Richard Wesley
Born (1945-07-11) July 11, 1945 (age 77)

Richard Wesley (born July 11, 1945) is an American playwright and screenwriter. He is an associate professor at New York University's Tisch School of the Arts in the Rita and Burton Goldberg Department of Dramatic Writing.

Early life

Wesley was born in Newark, New Jersey, to George and Gertrude Wesley, and grew up in the Ironbound section.[1] After finishing high school, he studied playwriting and dramatic literature at Howard University and graduated with a Master of Fine Arts degree in 1967.[2]

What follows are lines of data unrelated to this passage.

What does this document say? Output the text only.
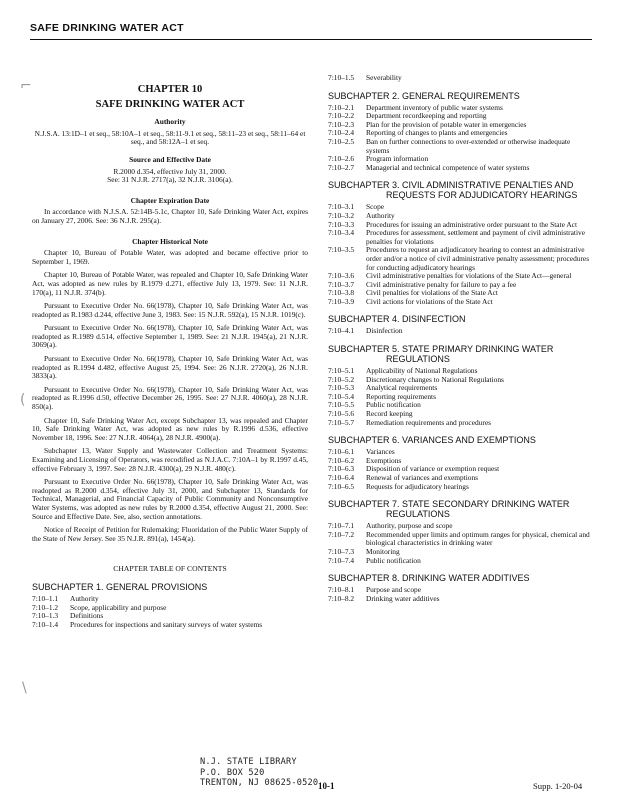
SAFE DRINKING WATER ACT
⌐
(
\
CHAPTER 10
SAFE DRINKING WATER ACT
Authority
N.J.S.A. 13:1D–1 et seq., 58:10A–1 et seq., 58:11-9.1 et seq., 58:11–23 et seq., 58:11–64 et seq., and 58:12A–1 et seq.
Source and Effective Date
R.2000 d.354, effective July 31, 2000.
See: 31 N.J.R. 2717(a), 32 N.J.R. 3106(a).
Chapter Expiration Date
In accordance with N.J.S.A. 52:14B-5.1c, Chapter 10, Safe Drinking Water Act, expires on January 27, 2006. See: 36 N.J.R. 295(a).
Chapter Historical Note
Chapter 10, Bureau of Potable Water, was adopted and became effective prior to September 1, 1969.
Chapter 10, Bureau of Potable Water, was repealed and Chapter 10, Safe Drinking Water Act, was adopted as new rules by R.1979 d.271, effective July 13, 1979. See: 11 N.J.R. 170(a), 11 N.J.R. 374(b).
Pursuant to Executive Order No. 66(1978), Chapter 10, Safe Drinking Water Act, was readopted as R.1983 d.244, effective June 3, 1983. See: 15 N.J.R. 592(a), 15 N.J.R. 1019(c).
Pursuant to Executive Order No. 66(1978), Chapter 10, Safe Drinking Water Act, was readopted as R.1989 d.514, effective September 1, 1989. See: 21 N.J.R. 1945(a), 21 N.J.R. 3069(a).
Pursuant to Executive Order No. 66(1978), Chapter 10, Safe Drinking Water Act, was readopted as R.1994 d.482, effective August 25, 1994. See: 26 N.J.R. 2720(a), 26 N.J.R. 3833(a).
Pursuant to Executive Order No. 66(1978), Chapter 10, Safe Drinking Water Act, was readopted as R.1996 d.50, effective December 26, 1995. See: 27 N.J.R. 4060(a), 28 N.J.R. 850(a).
Chapter 10, Safe Drinking Water Act, except Subchapter 13, was repealed and Chapter 10, Safe Drinking Water Act, was adopted as new rules by R.1996 d.536, effective November 18, 1996. See: 27 N.J.R. 4064(a), 28 N.J.R. 4900(a).
Subchapter 13, Water Supply and Wastewater Collection and Treatment Systems: Examining and Licensing of Operators, was recodified as N.J.A.C. 7:10A–1 by R.1997 d.45, effective February 3, 1997. See: 28 N.J.R. 4300(a), 29 N.J.R. 480(c).
Pursuant to Executive Order No. 66(1978), Chapter 10, Safe Drinking Water Act, was readopted as R.2000 d.354, effective July 31, 2000, and Subchapter 13, Standards for Technical, Managerial, and Financial Capacity of Public Community and Nonconsumptive Water Systems, was adopted as new rules by R.2000 d.354, effective August 21, 2000. See: Source and Effective Date. See, also, section annotations.
Notice of Receipt of Petition for Rulemaking: Fluoridation of the Public Water Supply of the State of New Jersey. See 35 N.J.R. 891(a), 1454(a).
CHAPTER TABLE OF CONTENTS
SUBCHAPTER 1. GENERAL PROVISIONS
7:10–1.1	Authority
7:10–1.2	Scope, applicability and purpose
7:10–1.3	Definitions
7:10–1.4	Procedures for inspections and sanitary surveys of water systems
7:10–1.5	Severability
SUBCHAPTER 2. GENERAL REQUIREMENTS
7:10–2.1	Department inventory of public water systems
7:10–2.2	Department recordkeeping and reporting
7:10–2.3	Plan for the provision of potable water in emergencies
7:10–2.4	Reporting of changes to plants and emergencies
7:10–2.5	Ban on further connections to over-extended or otherwise inadequate systems
7:10–2.6	Program information
7:10–2.7	Managerial and technical competence of water systems
SUBCHAPTER 3. CIVIL ADMINISTRATIVE PENALTIES AND REQUESTS FOR ADJUDICATORY HEARINGS
7:10–3.1	Scope
7:10–3.2	Authority
7:10–3.3	Procedures for issuing an administrative order pursuant to the State Act
7:10–3.4	Procedures for assessment, settlement and payment of civil administrative penalties for violations
7:10–3.5	Procedures to request an adjudicatory hearing to contest an administrative order and/or a notice of civil administrative penalty assessment; procedures for conducting adjudicatory hearings
7:10–3.6	Civil administrative penalties for violations of the State Act—general
7:10–3.7	Civil administrative penalty for failure to pay a fee
7:10–3.8	Civil penalties for violations of the State Act
7:10–3.9	Civil actions for violations of the State Act
SUBCHAPTER 4. DISINFECTION
7:10–4.1	Disinfection
SUBCHAPTER 5. STATE PRIMARY DRINKING WATER REGULATIONS
7:10–5.1	Applicability of National Regulations
7:10–5.2	Discretionary changes to National Regulations
7:10–5.3	Analytical requirements
7:10–5.4	Reporting requirements
7:10–5.5	Public notification
7:10–5.6	Record keeping
7:10–5.7	Remediation requirements and procedures
SUBCHAPTER 6. VARIANCES AND EXEMPTIONS
7:10–6.1	Variances
7:10–6.2	Exemptions
7:10–6.3	Disposition of variance or exemption request
7:10–6.4	Renewal of variances and exemptions
7:10–6.5	Requests for adjudicatory hearings
SUBCHAPTER 7. STATE SECONDARY DRINKING WATER REGULATIONS
7:10–7.1	Authority, purpose and scope
7:10–7.2	Recommended upper limits and optimum ranges for physical, chemical and biological characteristics in drinking water
7:10–7.3	Monitoring
7:10–7.4	Public notification
SUBCHAPTER 8. DRINKING WATER ADDITIVES
7:10–8.1	Purpose and scope
7:10–8.2	Drinking water additives
N.J. STATE LIBRARY
P.O. BOX 520
TRENTON, NJ 08625-0520 10-1	Supp. 1-20-04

He first became known for the 1971 New York Shakespeare Festival of his play Black Terror, which portrayed the story of a black revolution. Clive Barnes, writing for The New York Times, described the play as a "winner" that "makes the case for black revolution and against black revolution."[3] Wesley received the 1971/1972 Drama Desk Award as most promising playwright for Black Terror, an award which came with a $100 check from Ticketron.[4] The Jarboro Company of La MaMa Experimental Theatre Club took Black Terror on tour in Italy in 1972, performing it alongside five one-act plays by Ed Bullins.[5]

In 1975, Wesley wrote and directed The Past Is the Past, a drama about a black man who meets the father who abandoned him years prior. The play was revived, featuring John Amos and Ralph Carter, in 1989 at the Billie Holiday Theatre in Bedford-Stuyvesant, Brooklyn.[2]

Wesley wrote the screenplays for the 1974 film Uptown Saturday Night and the 1975 film Let's Do It Again, both starring Bill Cosby and Sidney Poitier.[2]

His 1978 play, The Mighty Gents, is the story of the members of a gang that had conquered their rival gang, the Zombies, and ruled the Central Ward of Newark. The play depicts the gang members in their 30s and left with only the recollections of their earlier success.[6]

His 1989 play, The Talented Tenth, borrows its title from W. E. B. Du Bois's 1903 article, The Talented Tenth, which described the likelihood of one in ten black men becoming leaders of black people by continuing their education, writing books, or becoming directly involved in social change. The play portrays six fictional graduates of Howard University (a realtor, an advertising agent, a middle manager at a Fortune 500 firm, a Republican) who have succeeded, but feel guilty about betraying their origins. Wesley considered bringing The Mighty Gents character of Essex Braxton, who achieved financial success through loan sharking and prostitution after leaving the gang, into The Talented Tenth, but dropped the idea as too artificial.[2] The play received six awards, including dramatic production of the year and best playwright, at the 1989 AUDELCO Recognition Awards. These awards were established in 1973 by the Audience Development Committee to honor excellence in African-American theatre in New York.[7]

In 2013, Wesley was asked by the Trilogy: An Opera Company of Newark, New Jersey to write the libretto for the opera Papa Doc, composed by Dorothy Rudd Moore and based on an essay by Edwidge Danticat from her 2010 book Create Dangerously.

In April 2015, Autumn, Wesley's first full-length play in over two decades, premiered at The Crossroads Theater in New Brunswick, New Jersey.

Five, an opera from Trilogy: An Opera Company about the 1989 Central Park Five jogger case in New York City, composed by Anthony Davis with a libretto by Wesley, premiered at the New Jersey Performing Arts Center in Newark on November 12, 2016. An expanded version, The Central Park Five, premiered on June 15, 2019 at the Long Beach Opera Company in California. In May 2020 composer Davis was awarded a Pulitzer Prize for Music for the expanded opera.[8][9]

Personal life

He is married to author Valerie Wilson Wesley. As of 2000, he was a resident of Montclair, New Jersey.[1]